How long can a company retain personal data?

zombieHanalei

Hi there! Just curious, a letter recently arrived at home for my grandfather from Concern Worldwide requesting that he resume a monthly donation as he had previously signed up to donate.

Thing is, he died, in 1995, and the letter was addressed to a household he hasn't lived in since 1989!

Given that the letter contained his account number, and an address he hasn't lived at for 25 years, is there some kind of a data protection breach here??


For the record; I'm not looking to take action or register a complaint or anything, it's just a charity afterall! Just want to know at what point a company is required to remove a former customers details from their records (or if they're even required at all?)

Only thing I can think of is that he probably never formally closed the account, but why wait 19 years to get in touch after all donations and communication ceased from my grandfather?!

notmymark

From the Data Protection website:

A data controller who holds information about you must:
- get and use the information fairly;
- keep it for only one or more clearly stated and lawful purposes;
- use and make known this information only in ways that are in keeping with these purposes;
- keep the information safe;
- make sure that the information is factually correct, complete and up-to-date;
- make sure that there is enough information – but not too much - and that it is relevant;
- keep the information for no longer than is needed for the reason stated; and
- give you a copy of your personal information when you ask for it.

Essentially they can keep the data as long as they need to use it for the agreed reasons. Considering we don’t know what the agreed reason was, it’s quite possible that they are entitled to keep the data until, like you said, he closes the account, etc.

Having done some work for charities before, a lot of them simply don’t have the resources to be contacting people in their database to ensure everything is up-to-date. Instead they will normally update the database when told circumstances have changed.

It does seem strange given the very long periods of non-communication to suddenly start again. Only they can give you a reason for this. All you should have to do is contact them and tell them to update their database on him.

Ken.

How strange you posted this today as I received just 10 minutes ago an email from a recruitment agency/website I signed up to a while ago.

Ken:
This Message is to let you know that your CPM Ireland careers service account has been removed from our database.

The account has been inactive for over 999 days, therefore we have had to remove your details to comply with data protection. If you would like to get your account re-activated, please contact us via the details on the web-site within 366 days and quote the username:

slimjimmc

Moved to Legal Discussion. Note their charter applies.

Manach

In the EU Directive implementation there is an onus to keep the personal data relevant. This might entail the data processor having a self-imposed deadline to delete the data if complications. As well, my understanding in the OP's case that the legislation on data protection applies to living people.

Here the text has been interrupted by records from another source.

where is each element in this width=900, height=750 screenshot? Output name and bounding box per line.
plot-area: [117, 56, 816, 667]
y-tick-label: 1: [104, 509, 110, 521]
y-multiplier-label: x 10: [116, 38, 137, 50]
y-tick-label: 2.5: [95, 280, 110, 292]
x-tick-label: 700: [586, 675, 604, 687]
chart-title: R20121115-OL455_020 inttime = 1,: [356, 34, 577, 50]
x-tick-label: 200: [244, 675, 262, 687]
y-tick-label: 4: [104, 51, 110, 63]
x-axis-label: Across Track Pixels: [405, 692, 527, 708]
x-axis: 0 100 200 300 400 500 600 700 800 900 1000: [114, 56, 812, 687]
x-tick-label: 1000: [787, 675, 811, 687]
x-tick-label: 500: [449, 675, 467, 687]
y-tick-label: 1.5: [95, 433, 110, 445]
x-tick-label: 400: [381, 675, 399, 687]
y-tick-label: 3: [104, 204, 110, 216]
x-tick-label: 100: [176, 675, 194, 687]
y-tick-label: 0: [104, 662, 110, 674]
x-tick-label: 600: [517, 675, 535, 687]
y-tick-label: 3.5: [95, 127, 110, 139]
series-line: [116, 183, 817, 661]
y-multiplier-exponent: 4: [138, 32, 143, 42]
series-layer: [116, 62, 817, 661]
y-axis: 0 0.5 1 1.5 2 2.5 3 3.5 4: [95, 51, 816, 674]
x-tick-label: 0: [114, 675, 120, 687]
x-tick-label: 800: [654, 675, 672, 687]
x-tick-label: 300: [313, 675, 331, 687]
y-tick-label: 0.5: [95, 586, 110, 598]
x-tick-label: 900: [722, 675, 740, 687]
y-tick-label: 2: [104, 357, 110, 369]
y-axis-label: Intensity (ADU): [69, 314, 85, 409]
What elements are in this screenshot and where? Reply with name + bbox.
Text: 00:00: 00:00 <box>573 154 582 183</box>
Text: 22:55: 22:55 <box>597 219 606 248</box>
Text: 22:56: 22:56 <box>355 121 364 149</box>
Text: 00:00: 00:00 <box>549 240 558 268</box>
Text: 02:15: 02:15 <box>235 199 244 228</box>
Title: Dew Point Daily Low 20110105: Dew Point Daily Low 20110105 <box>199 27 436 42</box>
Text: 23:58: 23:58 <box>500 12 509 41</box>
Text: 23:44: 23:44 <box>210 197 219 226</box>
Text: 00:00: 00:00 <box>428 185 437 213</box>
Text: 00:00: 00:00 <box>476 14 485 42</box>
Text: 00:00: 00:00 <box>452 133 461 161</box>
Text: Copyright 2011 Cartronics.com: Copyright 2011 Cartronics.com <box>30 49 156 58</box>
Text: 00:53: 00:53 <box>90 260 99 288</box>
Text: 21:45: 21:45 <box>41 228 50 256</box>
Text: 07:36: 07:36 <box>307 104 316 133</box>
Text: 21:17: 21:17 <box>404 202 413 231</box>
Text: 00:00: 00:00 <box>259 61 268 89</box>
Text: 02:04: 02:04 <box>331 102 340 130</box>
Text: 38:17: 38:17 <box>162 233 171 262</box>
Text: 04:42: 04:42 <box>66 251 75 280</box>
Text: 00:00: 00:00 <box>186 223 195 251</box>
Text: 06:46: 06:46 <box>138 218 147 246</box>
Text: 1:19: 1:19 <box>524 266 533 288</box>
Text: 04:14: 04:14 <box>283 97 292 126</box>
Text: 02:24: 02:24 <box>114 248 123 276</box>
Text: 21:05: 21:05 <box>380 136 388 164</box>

So while theoretically then they could keep the data indefinitely, there would really be no point for them to do so.

Victor

Check with the charity to see this is genuine and not a scam.

zombieHanalei wrote: »

Given that the letter contained his account number

Bank account number? :eek:

You meant to not open other people's post - it can be an offence to do so.

zombieHanalei

Victor wrote: »

Check with the charity to see this is genuine and not a scam.

Bank account number? :eek:

You meant to not open other people's post - it can be an offence to do so.

No not bank a/c no., twas some kind of a Concern Customer Account number.

Letter wouldn't have been opened but for the fact my teenage brother who was born a few years after my grandfather died was named after him, so at home they thought the letter was for my brother!

Definitely not a scam either, I rang them and they were happy to remove his details from their system, didn't make an issue out of it all as it's a charity and I don't really think it's that big of a deal anyway.

I just find it odd they still had him on their system after such a long time and was curious to know the legal obligations of companies when it comes to retention of personal data is all really

DublinWriter

zombieHanalei wrote: »

Thing is, he died, in 1995...is there some kind of a data protection breach here??

No...under Irish Legislation a data breach can only happen to a living person.

conorh91

As mentioned above, the DPAs only apply to personal data relating to living individuals.

There is no upward limit on how long a data be maintained. But it should be no longer than is necessary, having regard to the purpose of the data.

Many firms (including this website) will maintain some data for up to six years, because of the time limits set out in the Statute of Limitations.